1938 floh sie nach London, wo sie ein neues Atelier zu etablieren verstand. Von ihrer Arbeit als Bildhauerin konnte sie – gerade in Kriegszeiten - nicht leben, und so blieb es bei der unwürdigen Abhängigkeit von der finanzkräftigen Mutter. In den Nachkriegsjahren zog es sie in die USA, wo sie an der University of California at Los Angeles (UCLA) unterrichtete, doch wurde ihr nach zwei Jahren gekündigt, weil ihr Lehrstil zu unstrukturiert und ihre Ausrichtung zu wenig abstrakt sei. Die durch den amerikanischen Kunstpapst Clement Greenberg propagierte radikale Abstraktheit war ihre Sache nicht. „Ich bin kein Ismus“ betonte sie wiederholt.
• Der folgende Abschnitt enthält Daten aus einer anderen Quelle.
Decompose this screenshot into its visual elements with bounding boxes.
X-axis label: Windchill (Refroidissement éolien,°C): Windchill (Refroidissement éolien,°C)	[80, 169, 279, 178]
Inspiriert wurde sie durch gegenständlich arbeitende moderne Bildhauer wie Rodin, Maillol, Barlach, Lehmbruck und eben Wotruba. Man könnte sagen, dass sie ihrer Zeit voraus war, denn ihre Kunstwerke sind bereits Beispiele einer Postmoderne, die für die 1980er Jahre bezeichnend war. Damals häuften sich die Aufträge und ihr Meisterwerk „Der Maskenturm“ machte sie international berühmt.

In ihrem Todesjahr 1988 wurde sie auch in Österreich entdeckt: Man arrangierte eine große Ausstellung für sie in Salzburg. Die Auswahl dafür hatte sie noch selbst treffen können, doch starb sie kurz vor dem Eröffnungstag.